At the recent second presidential debate at Suffolk University in New York, many people got their panties in a twist over comments made by Governor Mitt Romney regarding single motherhood and violence.
Romney said, “But let me mention another thing. And that is parents. We need moms and dads, helping to raise kids. Wherever possible the — the benefit of having two parents in the home, and that’s not always possible. A lot of great single moms, single dads. But gosh, to tell our kids that before they have babies, they ought to think about getting married to someone, that’s a great idea.”

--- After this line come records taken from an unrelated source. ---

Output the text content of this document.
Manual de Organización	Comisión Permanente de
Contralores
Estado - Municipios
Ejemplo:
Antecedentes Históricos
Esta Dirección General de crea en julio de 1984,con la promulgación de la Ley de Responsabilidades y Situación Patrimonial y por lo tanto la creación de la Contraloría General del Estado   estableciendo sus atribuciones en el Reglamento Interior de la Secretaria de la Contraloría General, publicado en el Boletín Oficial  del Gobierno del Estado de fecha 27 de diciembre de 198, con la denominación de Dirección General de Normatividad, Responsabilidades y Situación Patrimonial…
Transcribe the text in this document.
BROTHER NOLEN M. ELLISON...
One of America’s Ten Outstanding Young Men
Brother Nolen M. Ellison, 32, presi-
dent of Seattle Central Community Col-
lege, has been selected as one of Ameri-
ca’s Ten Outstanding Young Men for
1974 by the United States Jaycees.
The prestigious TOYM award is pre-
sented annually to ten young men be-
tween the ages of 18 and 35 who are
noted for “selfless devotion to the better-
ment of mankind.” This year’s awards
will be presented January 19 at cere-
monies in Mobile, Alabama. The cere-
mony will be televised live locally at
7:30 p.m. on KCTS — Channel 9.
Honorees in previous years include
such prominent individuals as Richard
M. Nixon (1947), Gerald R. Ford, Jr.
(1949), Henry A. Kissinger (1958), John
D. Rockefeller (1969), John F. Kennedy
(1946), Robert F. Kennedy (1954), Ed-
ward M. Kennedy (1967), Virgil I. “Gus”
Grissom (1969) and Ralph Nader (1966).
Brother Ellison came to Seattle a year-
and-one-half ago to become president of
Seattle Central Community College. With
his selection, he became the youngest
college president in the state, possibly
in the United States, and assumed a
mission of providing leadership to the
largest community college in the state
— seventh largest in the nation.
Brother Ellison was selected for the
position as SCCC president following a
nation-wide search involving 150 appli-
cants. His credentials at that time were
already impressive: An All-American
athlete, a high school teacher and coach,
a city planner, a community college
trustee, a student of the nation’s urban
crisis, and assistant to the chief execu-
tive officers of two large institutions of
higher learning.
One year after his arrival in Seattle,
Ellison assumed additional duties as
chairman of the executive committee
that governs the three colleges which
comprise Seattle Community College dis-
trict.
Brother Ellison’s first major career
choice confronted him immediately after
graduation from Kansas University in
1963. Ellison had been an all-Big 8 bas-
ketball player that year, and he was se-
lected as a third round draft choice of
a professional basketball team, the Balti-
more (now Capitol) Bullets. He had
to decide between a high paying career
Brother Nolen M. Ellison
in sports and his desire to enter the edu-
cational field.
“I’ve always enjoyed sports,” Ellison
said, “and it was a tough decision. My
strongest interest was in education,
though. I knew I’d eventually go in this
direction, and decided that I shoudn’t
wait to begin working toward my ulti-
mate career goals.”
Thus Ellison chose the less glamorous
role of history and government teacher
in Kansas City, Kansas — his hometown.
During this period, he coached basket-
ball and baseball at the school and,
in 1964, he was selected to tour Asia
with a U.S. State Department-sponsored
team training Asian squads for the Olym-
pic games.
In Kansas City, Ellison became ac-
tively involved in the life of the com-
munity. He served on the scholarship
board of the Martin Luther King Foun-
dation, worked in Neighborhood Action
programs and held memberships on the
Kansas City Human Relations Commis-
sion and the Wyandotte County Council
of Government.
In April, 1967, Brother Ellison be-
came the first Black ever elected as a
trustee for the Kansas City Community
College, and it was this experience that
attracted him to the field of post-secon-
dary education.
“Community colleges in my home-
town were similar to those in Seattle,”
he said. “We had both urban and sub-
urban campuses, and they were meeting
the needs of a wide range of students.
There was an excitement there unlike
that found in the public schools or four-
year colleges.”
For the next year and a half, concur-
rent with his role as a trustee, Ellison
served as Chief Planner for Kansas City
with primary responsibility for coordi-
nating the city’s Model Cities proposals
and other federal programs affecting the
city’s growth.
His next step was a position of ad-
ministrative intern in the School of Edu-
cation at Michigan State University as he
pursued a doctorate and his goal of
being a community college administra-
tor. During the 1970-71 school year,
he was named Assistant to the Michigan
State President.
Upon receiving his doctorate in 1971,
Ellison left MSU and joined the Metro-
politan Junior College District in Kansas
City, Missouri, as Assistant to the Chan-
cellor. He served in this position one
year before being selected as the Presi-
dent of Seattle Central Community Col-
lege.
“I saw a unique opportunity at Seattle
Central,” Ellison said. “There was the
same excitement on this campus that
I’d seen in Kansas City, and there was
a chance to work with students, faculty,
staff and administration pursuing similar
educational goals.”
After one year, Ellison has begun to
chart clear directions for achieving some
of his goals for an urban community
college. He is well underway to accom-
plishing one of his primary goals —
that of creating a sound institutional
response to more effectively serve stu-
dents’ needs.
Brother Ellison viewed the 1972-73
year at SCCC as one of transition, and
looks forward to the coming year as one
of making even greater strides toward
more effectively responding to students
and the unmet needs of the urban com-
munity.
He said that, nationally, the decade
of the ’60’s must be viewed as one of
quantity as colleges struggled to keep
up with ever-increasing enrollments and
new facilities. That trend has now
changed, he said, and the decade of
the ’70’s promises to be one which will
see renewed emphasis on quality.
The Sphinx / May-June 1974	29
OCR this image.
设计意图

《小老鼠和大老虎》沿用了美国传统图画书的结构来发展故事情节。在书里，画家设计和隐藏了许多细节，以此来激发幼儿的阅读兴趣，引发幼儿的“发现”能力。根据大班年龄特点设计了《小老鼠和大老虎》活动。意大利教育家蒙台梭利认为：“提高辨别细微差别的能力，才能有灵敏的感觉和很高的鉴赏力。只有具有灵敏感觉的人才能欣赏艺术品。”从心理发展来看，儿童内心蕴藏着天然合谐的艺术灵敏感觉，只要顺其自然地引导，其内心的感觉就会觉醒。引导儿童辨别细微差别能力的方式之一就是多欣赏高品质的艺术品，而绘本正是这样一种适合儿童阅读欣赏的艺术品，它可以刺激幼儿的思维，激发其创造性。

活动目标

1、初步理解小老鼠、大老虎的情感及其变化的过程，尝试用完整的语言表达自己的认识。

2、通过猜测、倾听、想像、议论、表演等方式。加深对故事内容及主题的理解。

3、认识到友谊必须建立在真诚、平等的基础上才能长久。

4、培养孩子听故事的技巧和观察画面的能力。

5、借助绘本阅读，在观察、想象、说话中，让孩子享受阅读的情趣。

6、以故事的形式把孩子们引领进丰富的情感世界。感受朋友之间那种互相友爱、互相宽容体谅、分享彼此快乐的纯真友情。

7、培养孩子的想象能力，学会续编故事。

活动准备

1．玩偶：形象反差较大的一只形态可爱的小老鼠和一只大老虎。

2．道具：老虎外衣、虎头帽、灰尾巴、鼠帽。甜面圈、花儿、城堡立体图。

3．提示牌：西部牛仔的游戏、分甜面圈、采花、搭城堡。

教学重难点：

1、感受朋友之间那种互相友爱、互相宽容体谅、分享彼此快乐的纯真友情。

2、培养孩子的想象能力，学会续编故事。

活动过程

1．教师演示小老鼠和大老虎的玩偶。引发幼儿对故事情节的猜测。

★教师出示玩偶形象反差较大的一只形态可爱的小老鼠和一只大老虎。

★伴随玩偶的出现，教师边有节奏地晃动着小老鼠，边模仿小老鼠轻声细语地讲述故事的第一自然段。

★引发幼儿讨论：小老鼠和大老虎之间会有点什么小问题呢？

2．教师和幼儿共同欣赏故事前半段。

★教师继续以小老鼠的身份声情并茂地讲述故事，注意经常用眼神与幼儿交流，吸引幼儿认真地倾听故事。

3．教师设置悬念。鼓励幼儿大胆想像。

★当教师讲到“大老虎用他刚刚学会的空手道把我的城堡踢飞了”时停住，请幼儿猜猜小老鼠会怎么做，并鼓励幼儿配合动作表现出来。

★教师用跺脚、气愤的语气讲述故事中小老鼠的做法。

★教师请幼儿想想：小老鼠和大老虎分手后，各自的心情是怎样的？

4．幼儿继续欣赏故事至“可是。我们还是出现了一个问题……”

A pretty standard statement from a conservative Republican and deeply religious man, right? But no, those who only offer criticism usually like to overreact to common sense statements.
You would think that after defending the billionaire one percenter Big Bird on welfare — notice how they don’t talk about that anymore — they would have learned their lesson. But I guess it’s hard to teach some people new tricks.
What Romney was saying is not only factual, but it’s backed up by science. I thought they liked science.
This is not just my opinion. The studies overwhelmingly show that children who are brought up in stable two-parent families do better in life. Now some would like to quibble with that, but these are the facts but on a long list of measurements those whose children are from either broken or single parent homes suffer more from societal ills such as poverty and violence.
Of course, this does not mean that every child with two parents does better than every child without one; that would defy logic. There is always the exception to the rule like — LeBron James or even Barack Obama — but unfortunately, they are the exception and not the rule.
We have seen the deterioration of the family for the last 50 years. According to the reseach think tank the Brookings Institute, since 1965, out-of-wedlock birth rates have soared. In 1965, 24 percent of black infants and 3.1 percent of white infants were born to single mothers. By 1990, the rates had risen to 64 percent for black infants and 18 percent for white infants. Twenty years later it’s now 72 percent of black infants, 30 percent of white infants and 53 percent of Hispanic infants.
The numbers don’t lie and neither does the evidence. The American Psychological Association study titled “Effects of Poverty, Hunger, and Homelessness on Children and Youth” found that children from low-income single-parent families are more likely to have less parental supervision and support, simply because the parent is under much more time and economic pressure.
This list is devastating:
• 63 percent of youth suicides are from fatherless homes (Source: U.S. D.H.H.S., Bureau of the Census).
• 85 percent of all children that exhibit behavioral disorders come from fatherless homes (Source: Center for Disease Control).
• 80 percent of rapists motivated with displaced anger come from fatherless homes (Source: APA Criminal Justice & Behavior, Vol 14, p. 403-26).
• 71 percent of all high school dropouts come from fatherless homes (Source: National Principals Association Report on the State of High Schools).
• 70 percent of juveniles in state-operated institutions come from fatherless homes (Source: U.S. Dept. of Justice, Special Report, Sept. 2008).
The effects of all this is reflected in our cities. In my hometown of Chicago, over 400 people have been murdered by guns in the first seven months of the year. That’s 31 percent more than last year.
These murders aren’t happening in the leafy suburbs, but in the inner city, where poverty and fatherlessness in many of the neighborhoods approaches 80 percent and sometimes 90 percent.
This is an epidemic with consequences that not only affect our children, but our society. The United States faces a crisis of single mothers and fatherless children and until we recognize this fact, things will only further spin out of control.